まゆゆが卒業して、東京の大学に行ってしまって半年が過ぎた。私も二年生になり、クラス替えもあったけどまた赤司と同じクラスになり、席は以前隣同士だったのが今度は縦同士になったのは驚いた。ちなみに私が赤司の背中を眺めるポジションだ。美少年の背中は良いものですな。そう言ったら優しいはずの赤司にチョークスリーパーをかけられ、ああやっぱり赤司は赤司だあ…と感動したりもした。葉山先輩の爆笑に関してはまだ許してないけど。
実渕先輩が髪を切ったり、赤司も前髪が伸ばしていたりと、少しずつだけど変化してきた。私も髪は伸ばしっぱなしだから、髪型開拓してもいいかなあと考えていたりする。
それはともかく、インターハイも無事優勝して、盛大に祝勝会もしたのだとまゆゆに報告すれば、「まああのメンバーで負けることはないだろ」とさらりと言われてしまった。裏を返せば、私達のことを信じてくれているともとれるよね!とは言わないでおく。電話を切られそうなので。少し学習した私なのであった。
『ていうか、電話したい内容ってそのことか?ネットニュースで見たから正直驚きとかねえんだけど』
「そこは驚いて!ってそうだ、もちのろんでインハイ優勝も報告したかったんだけど、私の兄貴がチケットくれてね」
『チケット?』
「ほら、樋口先輩が出る親善試合の!ジャバウォックとのやつ!」
樋口先輩も東京の大学に進学し、かつて戦った面々を含めた大学生のバスケチーム『Strky』を組んでたまにバスケをしているそうだ。ちなみにメンバーは秀徳の宮地さん、桐皇の今吉さん、海常の笠松さん、陽泉の岡村さんだ。このチームの名前も学校の頭文字を使っていたりして、まさにドリームチームだ。親善試合に出るためには予選を兼ねたストバスの大会で優勝しないといけなかったのだけど、見事優勝し、来週来日予定のアメリカストバスチーム、ジャバウォックとの試合が決まった。
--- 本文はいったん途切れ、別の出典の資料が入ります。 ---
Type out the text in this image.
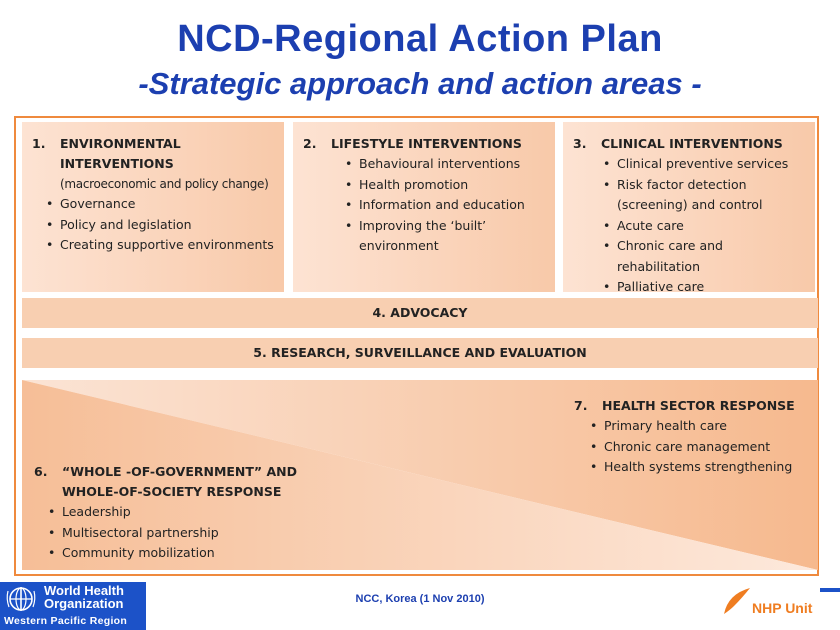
NCD-Regional Action Plan
-Strategic approach and action areas -
1.	ENVIRONMENTAL INTERVENTIONS
(macroeconomic and policy change)
• Governance
• Policy and legislation
• Creating supportive environments
2.	LIFESTYLE INTERVENTIONS
• Behavioural interventions
• Health promotion
• Information and education
• Improving the ‘built’ environment
3.	CLINICAL INTERVENTIONS
• Clinical preventive services
• Risk factor detection (screening) and control
• Acute care
• Chronic care and rehabilitation
• Palliative care
4. ADVOCACY
5. RESEARCH, SURVEILLANCE AND EVALUATION
7.	HEALTH SECTOR RESPONSE
• Primary health care
• Chronic care management
• Health systems strengthening
6.	“WHOLE -OF-GOVERNMENT” AND WHOLE-OF-SOCIETY RESPONSE
• Leadership
• Multisectoral partnership
• Community mobilization
World Health
Organization
Western Pacific Region
NCC, Korea (1 Nov 2010)
NHP Unit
『あー、樋口が言ってたな。つーか、チケットの倍率やばくなかったか?』
「兄貴の…謎のコミュニティで…特等席のチケットをいただきました…私の誕生日プレゼントだって」
『お前の兄貴何者』
「私も知りたい…とはいえ、二枚もらったからまゆゆ!一緒に行こ!」
『…別にいいけど』
「やったー!樋口先輩とはワンオンワンしかしたことないから、時間余ったらみんなでバスケしたいね!」
『絶対に嫌だ』
ムキーッと唸ったら、まゆゆが笑う声が聞こえた。
それにしても、外国人のバスケを生で見るのは初めてだ。兄貴も良く知らないらしく、とりあえずチケットだけ用意してくれて、後で感想を聞かせてほしいと言っていた。どうやらその日学校関係者の集まりがあるらしく、生中継も見られないらしい。お土産も買えたら買って帰ってあげよう。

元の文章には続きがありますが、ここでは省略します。